La loge (The Theater Box)
This masterpiece, painted when Renoir was thirty-three and shown in the first Impressionist exhibition of 1874, can be regarded simply as a glimpse of contemporary life but is in a sense portraiture also. Renoir's brother Edmond posed for the man, the girl was a well-known Montmartre model nicknamed `Nini gueule en raie'.

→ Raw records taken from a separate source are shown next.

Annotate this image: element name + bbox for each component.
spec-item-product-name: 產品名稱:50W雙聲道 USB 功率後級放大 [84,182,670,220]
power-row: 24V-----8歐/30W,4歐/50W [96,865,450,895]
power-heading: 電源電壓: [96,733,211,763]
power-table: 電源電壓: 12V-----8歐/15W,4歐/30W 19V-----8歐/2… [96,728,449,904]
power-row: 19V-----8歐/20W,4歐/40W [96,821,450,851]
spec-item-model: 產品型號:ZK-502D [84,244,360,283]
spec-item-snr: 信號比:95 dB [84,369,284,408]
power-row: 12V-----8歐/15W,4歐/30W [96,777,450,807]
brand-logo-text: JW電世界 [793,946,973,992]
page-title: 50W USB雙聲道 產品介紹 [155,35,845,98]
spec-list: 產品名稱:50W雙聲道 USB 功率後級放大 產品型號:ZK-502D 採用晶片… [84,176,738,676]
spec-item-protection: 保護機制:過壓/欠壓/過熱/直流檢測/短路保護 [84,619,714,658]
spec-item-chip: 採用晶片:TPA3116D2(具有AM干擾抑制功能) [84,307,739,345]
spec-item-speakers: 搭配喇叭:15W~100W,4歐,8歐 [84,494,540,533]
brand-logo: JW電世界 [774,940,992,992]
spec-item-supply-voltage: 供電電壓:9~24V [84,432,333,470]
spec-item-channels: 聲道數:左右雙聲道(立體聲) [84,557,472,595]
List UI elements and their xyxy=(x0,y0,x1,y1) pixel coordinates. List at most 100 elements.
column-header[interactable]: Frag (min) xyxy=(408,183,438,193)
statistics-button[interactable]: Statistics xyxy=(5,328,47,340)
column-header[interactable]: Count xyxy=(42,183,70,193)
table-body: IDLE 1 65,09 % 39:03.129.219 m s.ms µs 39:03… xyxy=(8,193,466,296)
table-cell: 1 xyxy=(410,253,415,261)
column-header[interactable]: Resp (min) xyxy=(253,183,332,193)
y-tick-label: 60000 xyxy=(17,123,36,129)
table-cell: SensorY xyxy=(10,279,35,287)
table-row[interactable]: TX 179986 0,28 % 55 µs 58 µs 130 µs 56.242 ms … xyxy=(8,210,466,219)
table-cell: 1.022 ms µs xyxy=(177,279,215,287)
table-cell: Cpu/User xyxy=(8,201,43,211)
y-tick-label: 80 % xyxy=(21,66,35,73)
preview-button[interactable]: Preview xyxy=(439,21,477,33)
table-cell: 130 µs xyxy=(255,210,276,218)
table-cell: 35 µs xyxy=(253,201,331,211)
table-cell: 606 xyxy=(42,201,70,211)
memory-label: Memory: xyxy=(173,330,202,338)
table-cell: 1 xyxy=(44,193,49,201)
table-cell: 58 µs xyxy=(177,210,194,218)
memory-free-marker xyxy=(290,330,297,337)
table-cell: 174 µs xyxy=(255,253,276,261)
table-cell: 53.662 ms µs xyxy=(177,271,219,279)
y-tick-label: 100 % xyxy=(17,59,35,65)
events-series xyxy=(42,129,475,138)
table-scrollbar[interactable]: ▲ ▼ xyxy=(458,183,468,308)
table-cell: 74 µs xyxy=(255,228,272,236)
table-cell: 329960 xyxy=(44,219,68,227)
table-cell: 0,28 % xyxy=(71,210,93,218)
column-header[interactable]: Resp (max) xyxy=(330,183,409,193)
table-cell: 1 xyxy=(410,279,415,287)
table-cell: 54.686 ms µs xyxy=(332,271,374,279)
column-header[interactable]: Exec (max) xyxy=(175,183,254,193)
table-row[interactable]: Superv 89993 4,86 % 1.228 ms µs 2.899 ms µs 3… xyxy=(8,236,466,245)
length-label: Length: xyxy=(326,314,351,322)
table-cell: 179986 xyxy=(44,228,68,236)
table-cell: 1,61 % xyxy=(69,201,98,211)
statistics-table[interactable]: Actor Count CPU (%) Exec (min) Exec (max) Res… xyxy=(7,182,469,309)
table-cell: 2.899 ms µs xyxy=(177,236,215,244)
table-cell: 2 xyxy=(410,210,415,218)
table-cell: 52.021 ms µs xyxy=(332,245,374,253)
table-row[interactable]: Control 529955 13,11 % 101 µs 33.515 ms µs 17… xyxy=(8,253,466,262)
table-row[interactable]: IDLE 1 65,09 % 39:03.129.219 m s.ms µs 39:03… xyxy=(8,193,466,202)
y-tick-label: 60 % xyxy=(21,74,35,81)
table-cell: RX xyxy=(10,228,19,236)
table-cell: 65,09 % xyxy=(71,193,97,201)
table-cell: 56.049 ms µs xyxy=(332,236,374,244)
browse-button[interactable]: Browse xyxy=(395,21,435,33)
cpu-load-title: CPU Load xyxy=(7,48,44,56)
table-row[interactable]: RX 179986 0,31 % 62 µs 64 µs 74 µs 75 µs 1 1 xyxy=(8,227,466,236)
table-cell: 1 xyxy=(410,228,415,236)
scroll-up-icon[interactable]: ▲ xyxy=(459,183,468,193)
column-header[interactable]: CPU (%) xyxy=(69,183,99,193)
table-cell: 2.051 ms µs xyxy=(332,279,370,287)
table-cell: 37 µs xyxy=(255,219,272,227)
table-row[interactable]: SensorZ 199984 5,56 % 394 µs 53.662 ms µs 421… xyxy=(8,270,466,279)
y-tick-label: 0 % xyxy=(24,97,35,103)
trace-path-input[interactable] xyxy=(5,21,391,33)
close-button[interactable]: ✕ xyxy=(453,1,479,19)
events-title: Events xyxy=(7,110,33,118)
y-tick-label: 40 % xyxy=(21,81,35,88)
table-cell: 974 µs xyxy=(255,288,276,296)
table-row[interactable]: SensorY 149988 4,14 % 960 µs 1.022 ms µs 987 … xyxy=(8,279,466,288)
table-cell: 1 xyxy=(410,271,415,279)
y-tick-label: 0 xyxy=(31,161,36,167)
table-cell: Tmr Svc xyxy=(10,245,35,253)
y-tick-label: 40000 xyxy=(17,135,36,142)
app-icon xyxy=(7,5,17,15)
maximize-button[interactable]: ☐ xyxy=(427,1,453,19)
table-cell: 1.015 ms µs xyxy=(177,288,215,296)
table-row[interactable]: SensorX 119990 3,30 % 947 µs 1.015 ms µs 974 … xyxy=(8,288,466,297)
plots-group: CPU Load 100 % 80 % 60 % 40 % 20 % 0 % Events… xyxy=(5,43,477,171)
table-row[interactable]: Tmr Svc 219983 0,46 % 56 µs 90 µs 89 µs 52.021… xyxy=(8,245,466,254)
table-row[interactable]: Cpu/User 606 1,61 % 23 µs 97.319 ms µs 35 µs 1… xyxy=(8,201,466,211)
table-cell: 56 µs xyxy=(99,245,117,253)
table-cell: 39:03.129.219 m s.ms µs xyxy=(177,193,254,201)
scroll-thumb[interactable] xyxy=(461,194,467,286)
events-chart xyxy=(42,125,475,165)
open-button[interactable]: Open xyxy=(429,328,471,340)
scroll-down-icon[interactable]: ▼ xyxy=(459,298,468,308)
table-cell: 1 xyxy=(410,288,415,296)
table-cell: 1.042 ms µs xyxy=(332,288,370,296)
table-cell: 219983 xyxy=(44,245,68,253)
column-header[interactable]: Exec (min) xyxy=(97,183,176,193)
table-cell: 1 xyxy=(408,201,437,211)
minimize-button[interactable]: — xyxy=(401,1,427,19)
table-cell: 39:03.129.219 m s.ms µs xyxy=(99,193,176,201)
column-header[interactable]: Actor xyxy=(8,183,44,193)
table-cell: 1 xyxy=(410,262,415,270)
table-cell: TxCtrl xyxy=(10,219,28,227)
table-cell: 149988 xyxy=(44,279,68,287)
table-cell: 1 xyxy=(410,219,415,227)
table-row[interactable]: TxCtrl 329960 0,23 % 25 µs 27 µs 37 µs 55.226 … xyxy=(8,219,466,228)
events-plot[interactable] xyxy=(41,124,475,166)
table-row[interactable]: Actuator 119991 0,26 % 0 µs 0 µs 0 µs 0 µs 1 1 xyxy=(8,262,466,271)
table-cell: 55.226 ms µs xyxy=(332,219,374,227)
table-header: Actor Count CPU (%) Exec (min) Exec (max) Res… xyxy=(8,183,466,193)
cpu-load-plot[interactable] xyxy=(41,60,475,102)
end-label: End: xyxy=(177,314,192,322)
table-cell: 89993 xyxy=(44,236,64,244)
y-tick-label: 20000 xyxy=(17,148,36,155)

Renoir had already been working in close accord with Monet at La Grenouillère but in this instance made no special effort at Impressionist innovation, such as might convey the impression of a theatre by the treatment of light. Nor did he have any scruple about using black, on which Impressionist theory frowned, deriving its utmost density from Edmond's evening dress and opera-glasses and Nini's righly stripped attire. All his appreciation of feminine charm of feature appears in the eyes, the mobile mouth and delicate skin of his female model contrasted with the countenance of Edmond in shadow. In spite of the beauty and luxurious character of the painting it found no buyer and Renoir by his own account was only too glad to dispose of it to the dealer known as le père Martin for 425 francs. He was adamant in not taking less as this was the exact amount needed to pay rent due and he had no other resource. But Nini of La Loge was the first of the long series of portraits that Renoir was able to invest with an inimitable charm.